Julia wraps a large number of BLAS routines for linear algebraic computation. These routines are the result of decades of research and optimization by many of the world’s top experts in fast numerical computation. As a result, using them where possible can provide performance boosts that seem almost magical – BLAS routines are often orders of magnitude faster than the simple loop implementations they replace.
For example, consider accumulating weighted versions of vectors as follows:
r = zeros(size(x,1))
for j = 1:size(x,2)
r += x[:,j] * w[j]
end
You can replace the statement r += x[:,j] * w[j]
with a call to the BLAS axpy!
function to get better performance:
for j = 1:size(x,2)
axpy!(w[j], x[:,j], r)
end
This, however, is still far from being optimal. If you are familiar with linear algebra, you may have probably found that this is just matrix-vector multiplication, and can be written as r = x * w
, which is not only shorter, simpler and clearer than either of the above loops – it also runs much faster than either versions.

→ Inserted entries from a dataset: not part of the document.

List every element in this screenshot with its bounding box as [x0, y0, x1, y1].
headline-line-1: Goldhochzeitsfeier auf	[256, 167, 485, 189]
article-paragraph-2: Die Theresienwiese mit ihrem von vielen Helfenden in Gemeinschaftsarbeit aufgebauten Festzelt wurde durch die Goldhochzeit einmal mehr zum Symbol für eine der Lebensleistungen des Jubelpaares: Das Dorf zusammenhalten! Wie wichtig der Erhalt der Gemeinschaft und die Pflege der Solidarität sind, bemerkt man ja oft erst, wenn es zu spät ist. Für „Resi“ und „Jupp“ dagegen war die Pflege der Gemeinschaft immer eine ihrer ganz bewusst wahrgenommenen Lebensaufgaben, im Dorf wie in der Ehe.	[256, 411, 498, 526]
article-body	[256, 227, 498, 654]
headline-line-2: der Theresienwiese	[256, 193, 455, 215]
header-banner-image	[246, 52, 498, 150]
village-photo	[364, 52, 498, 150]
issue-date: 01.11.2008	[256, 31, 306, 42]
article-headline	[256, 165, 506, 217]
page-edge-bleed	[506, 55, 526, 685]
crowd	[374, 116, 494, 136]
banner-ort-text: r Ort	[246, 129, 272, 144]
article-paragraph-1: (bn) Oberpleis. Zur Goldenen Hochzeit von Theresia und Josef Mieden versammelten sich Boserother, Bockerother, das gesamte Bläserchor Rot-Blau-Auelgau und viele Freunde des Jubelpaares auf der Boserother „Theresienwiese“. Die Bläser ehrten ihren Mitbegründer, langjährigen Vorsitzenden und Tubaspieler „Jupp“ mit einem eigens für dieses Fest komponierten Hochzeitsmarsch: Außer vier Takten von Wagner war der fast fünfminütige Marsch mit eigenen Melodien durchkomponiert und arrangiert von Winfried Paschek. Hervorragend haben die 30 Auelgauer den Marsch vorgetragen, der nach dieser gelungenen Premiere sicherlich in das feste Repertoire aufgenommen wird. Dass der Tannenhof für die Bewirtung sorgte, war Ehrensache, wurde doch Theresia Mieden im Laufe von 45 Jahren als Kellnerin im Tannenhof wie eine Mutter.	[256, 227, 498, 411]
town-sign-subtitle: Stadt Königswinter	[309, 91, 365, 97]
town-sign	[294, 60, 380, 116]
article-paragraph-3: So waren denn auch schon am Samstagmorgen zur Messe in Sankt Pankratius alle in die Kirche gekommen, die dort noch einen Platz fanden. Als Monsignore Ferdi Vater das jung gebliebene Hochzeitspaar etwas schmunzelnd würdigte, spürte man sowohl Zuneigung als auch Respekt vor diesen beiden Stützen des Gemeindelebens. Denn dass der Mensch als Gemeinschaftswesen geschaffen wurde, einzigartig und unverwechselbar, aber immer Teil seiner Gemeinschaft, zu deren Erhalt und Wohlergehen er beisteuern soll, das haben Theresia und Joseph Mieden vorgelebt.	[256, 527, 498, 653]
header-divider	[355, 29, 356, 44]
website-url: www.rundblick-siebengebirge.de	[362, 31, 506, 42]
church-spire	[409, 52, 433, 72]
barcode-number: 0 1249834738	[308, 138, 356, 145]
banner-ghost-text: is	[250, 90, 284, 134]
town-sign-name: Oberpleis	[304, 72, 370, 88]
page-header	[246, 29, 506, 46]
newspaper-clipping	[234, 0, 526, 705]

Our next example is a subtler application of BLAS routines to computing pairwise Euclidean distances between columns in two matrices. Below is a straightforward implementation that directly computes pairwise distances:
m, n = size(a)
r = Array(Float64, m, n)
for j = 1:n, i = 1:m
r[i,j] = sqrt(sum(abs2(a[:,i] - b[:,j])))
end
This is clearly suboptimal – a lot of temporary arrays are created in evaluating the expression in the inner loop. To speed this up, we can devectorize the inner expression:
d, m = size(a)
n = size(b,2)
r = Array(Float64, m, n)
for j = 1:n, i = 1:m
s = 0.
for k = 1:d
s += abs2(a[k,i] - b[k,j])
end
r[i,j] = sqrt(s)
end
end
This version is much more performant than the vectorized form. But is it the best we can do? By employing an alternative strategy, we can write a even faster algorithm for computing pairwise distances. The trick is that the squared Euclidean distance between two vectors can be expanded as:
sum(abs2(x-y)) == sum(abs2(x)) + sum(abs2(y)) - 2*dot(x,y)

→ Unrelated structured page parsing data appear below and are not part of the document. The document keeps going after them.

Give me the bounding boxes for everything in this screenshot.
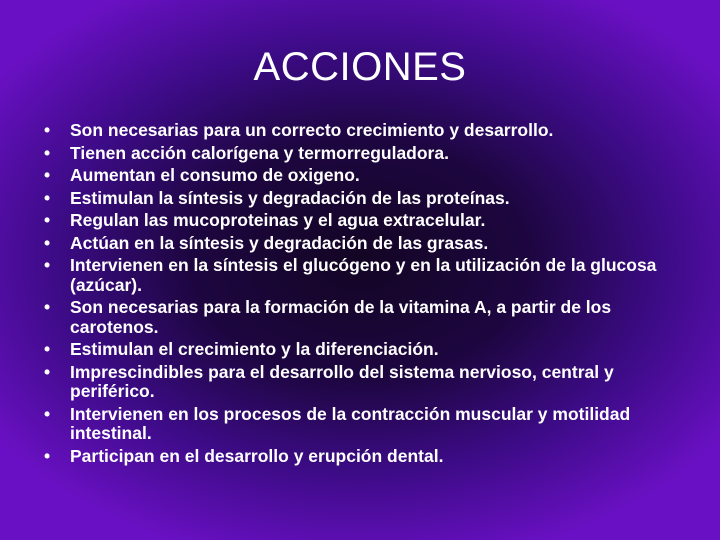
list-item-text: Imprescindibles para el desarrollo del sistema nervioso, central y periférico. (70, 361, 614, 401)
list-item (44, 405, 684, 444)
list-item (44, 340, 684, 360)
list-item (44, 211, 684, 231)
list-item (44, 298, 684, 337)
list-item (44, 121, 684, 141)
slide-title: ACCIONES (253, 45, 467, 89)
bullet-icon: • (44, 403, 51, 424)
list-item-text: Intervienen en la síntesis el glucógeno y en la utilización de la glucosa (azúcar). (70, 255, 657, 295)
list-item-text: Tienen acción calorígena y termorreguladora. (70, 142, 449, 163)
bullet-icon: • (44, 361, 51, 382)
bullet-icon: • (44, 210, 51, 230)
bullet-list (44, 121, 684, 469)
list-item (44, 447, 684, 467)
list-item-text: Son necesarias para un correcto crecimiento y desarrollo. (70, 120, 554, 140)
list-item (44, 166, 684, 186)
bullet-icon: • (44, 187, 51, 208)
bullet-icon: • (44, 339, 51, 359)
bullet-icon: • (44, 297, 51, 317)
bullet-icon: • (44, 255, 51, 275)
list-item-text: Estimulan la síntesis y degradación de las proteínas. (70, 187, 510, 208)
list-item-text: Regulan las mucoproteinas y el agua extracelular. (70, 210, 486, 230)
list-item-text: Estimulan el crecimiento y la diferenciación. (70, 339, 439, 359)
list-item-text: Intervienen en los procesos de la contracción muscular y motilidad intestinal. (70, 403, 631, 443)
list-item (44, 256, 684, 295)
bullet-icon: • (44, 142, 51, 163)
list-item (44, 144, 684, 164)
bullet-icon: • (44, 445, 51, 466)
list-item-text: Aumentan el consumo de oxigeno. (70, 165, 360, 185)
bullet-icon: • (44, 232, 51, 253)
bullet-icon: • (44, 165, 51, 185)
bullet-icon: • (44, 120, 51, 140)
list-item-text: Son necesarias para la formación de la vitamina A, a partir de los carotenos. (70, 297, 612, 337)
list-item (44, 363, 684, 402)
list-item (44, 189, 684, 209)
list-item-text: Participan en el desarrollo y erupción dental. (70, 445, 444, 466)
list-item (44, 234, 684, 254)
list-item-text: Actúan en la síntesis y degradación de las grasas. (70, 232, 489, 253)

If we evaluate these three terms separately, the computation can be mapped to BLAS routines perfectly. Below, we have a new implementation of pairwise distances written using only BLAS routines, including the norm calls that are wrapped by the NumericExtensions.jl package:
using NumericExtensions # for sqsum
using Base.LinAlg.BLAS # for gemm!
m, n = size(a)
sa = sqsum(a, 1) # sum(abs2(x)) for each column in a
sb = sqsum(b, 1) # sum(abs2(y)) for each column in b
r = sa .+ reshape(sb, 1, n) # first two terms
gemm!('T', 'N', -2.0, a, b, 1.0, r) # add (-2.0) * a' * b to r
for i = 1:length(r)
r[i] = sqrt(r[i])
end
This version is over 100 times faster than our original implementation — the gemm
function in BLAS has been optimized to the extreme by many talented developers and engineers over the past few decades.

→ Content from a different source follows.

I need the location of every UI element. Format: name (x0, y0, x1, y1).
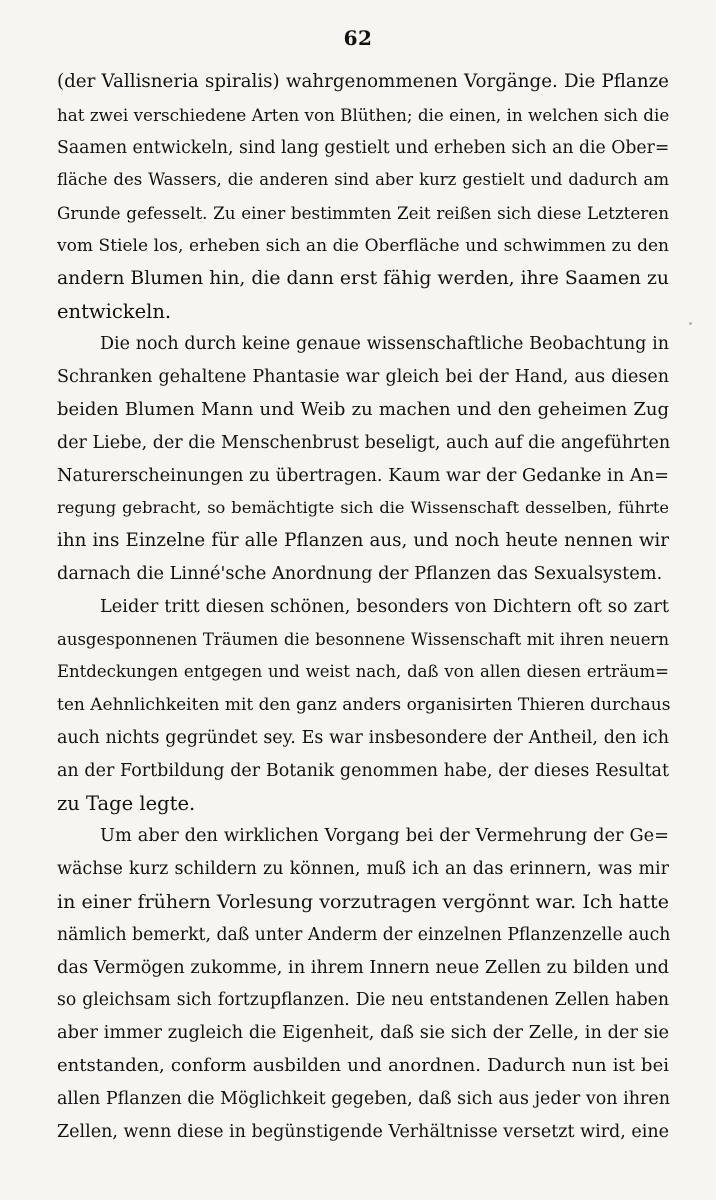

We should mention that you don’t have to implement this yourself if you really want to compute pairwise distances: the Distance.jl package provides optimized implementations of a broad variety of distance metrics, including this one. We presented this optimization trick as an example to illustrate the substantial performance gains that can be achieved by writing code that uses BLAS routines wherever possible.
Julia has a very active open source ecosystem. A variety of packages have been developed that provide optimized algorithms for high performance computation. Look for a package that does what you need before you decide to roll your own – and if you don’t find what you need, consider contributing it! Here are a couple of packages that might be useful for those interested in high performance computation:
NumericExtensions.jl – extensions to Julia’s base functionality for high-performance support for a variety of common computations (many of these will gradually get moved into base Julia).
Devectorize.jl – macros and functions to de-vectorize vector expressions. With this package, users can write computations in high-level vectorized way while enjoying the high run-time performance of hand-coded de-vectorized loops.
Check out the Julia package list for many more packages. Julia also ships with a sampling profiler to measure where your code is spending most of its time. When in doubt, measure don’t guess!